[Bibinou]

Hello,

in order to prepare my transfer exam, I decided to prepare by attempting this exercise. However, I encountered problem in resolving it.

One is required to construct a furnace with with a refractory (heat resistant) material . This material remains solid at high temperature but it is not necessay a good heat insulating material. The heat conductivity of the refractory material is 1.5 W m^-1K^-1. The temperature inside the furnace can reach a maximum of 1400K and the temperature of the outer surface area must remain constant at 300K. The estimated heat heat loss at the outer surface area is 5000W/m².

a) What is the thickness of the outer wall?

b) We have at disposal refractory bricks of 15cm thickness.
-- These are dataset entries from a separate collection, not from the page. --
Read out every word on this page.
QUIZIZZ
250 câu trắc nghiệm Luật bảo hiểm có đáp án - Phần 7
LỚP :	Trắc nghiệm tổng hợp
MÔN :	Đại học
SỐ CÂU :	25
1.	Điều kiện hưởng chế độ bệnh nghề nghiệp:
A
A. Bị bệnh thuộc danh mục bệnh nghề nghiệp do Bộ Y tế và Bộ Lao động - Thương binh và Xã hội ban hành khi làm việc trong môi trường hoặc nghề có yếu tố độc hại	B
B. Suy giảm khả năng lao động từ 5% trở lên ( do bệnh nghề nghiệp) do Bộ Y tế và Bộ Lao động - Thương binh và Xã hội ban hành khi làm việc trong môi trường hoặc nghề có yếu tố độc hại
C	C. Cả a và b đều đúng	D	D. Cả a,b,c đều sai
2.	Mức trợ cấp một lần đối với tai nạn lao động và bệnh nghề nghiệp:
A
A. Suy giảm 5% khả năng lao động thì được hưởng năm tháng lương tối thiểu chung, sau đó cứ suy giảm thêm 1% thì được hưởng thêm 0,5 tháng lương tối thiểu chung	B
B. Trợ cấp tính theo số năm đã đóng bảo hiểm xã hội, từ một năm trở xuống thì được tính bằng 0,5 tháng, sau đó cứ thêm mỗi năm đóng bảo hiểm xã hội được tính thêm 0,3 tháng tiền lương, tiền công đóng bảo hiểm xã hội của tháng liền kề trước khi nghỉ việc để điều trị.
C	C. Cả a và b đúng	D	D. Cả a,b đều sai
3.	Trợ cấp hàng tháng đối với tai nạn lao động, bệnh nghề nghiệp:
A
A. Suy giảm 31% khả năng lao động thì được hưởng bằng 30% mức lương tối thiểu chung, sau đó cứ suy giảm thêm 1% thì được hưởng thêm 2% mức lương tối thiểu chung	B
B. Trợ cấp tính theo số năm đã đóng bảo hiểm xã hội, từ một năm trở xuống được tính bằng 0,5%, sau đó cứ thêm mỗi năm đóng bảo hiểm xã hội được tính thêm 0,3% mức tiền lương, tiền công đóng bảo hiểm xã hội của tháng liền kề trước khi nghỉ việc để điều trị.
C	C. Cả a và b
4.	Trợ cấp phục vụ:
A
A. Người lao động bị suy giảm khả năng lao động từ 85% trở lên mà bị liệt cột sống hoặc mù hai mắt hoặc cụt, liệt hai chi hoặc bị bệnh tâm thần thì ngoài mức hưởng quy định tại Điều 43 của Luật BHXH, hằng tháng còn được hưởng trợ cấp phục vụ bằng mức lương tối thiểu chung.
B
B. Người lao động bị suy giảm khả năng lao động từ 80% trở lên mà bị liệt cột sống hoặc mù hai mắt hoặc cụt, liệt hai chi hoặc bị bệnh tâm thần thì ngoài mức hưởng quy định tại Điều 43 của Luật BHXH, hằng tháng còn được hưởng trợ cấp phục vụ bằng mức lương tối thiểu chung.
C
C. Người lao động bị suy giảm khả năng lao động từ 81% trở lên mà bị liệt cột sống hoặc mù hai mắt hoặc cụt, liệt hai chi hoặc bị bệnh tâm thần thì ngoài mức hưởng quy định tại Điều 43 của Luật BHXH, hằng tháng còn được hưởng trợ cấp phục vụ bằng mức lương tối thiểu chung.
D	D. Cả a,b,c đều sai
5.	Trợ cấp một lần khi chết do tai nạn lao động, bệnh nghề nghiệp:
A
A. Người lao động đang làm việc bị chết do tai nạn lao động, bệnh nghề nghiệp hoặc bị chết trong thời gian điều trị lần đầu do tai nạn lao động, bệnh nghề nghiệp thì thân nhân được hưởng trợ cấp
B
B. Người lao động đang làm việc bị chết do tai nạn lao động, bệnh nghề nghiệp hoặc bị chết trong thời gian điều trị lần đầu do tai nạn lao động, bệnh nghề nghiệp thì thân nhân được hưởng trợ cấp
In order to have an minimum thickness of the outer surface, one will use only one partition of refractory bricks and we will complete this 15cm thickness with a insulating material of  0.3 W.m^-1K^-1. A good thermal insulator is not ncessary a refractory material. The contact temperature between the refractory material and the insultaing material should be such that T_contact < T_fusion of the insulating material.

- Determine T_contact?
- Deduce the range of T_fusion
- Determine the thickness of the insulating material
- Deduce the total thickness (refractory material and insulating material) of the outer surface for a heat loss 5000 W/m².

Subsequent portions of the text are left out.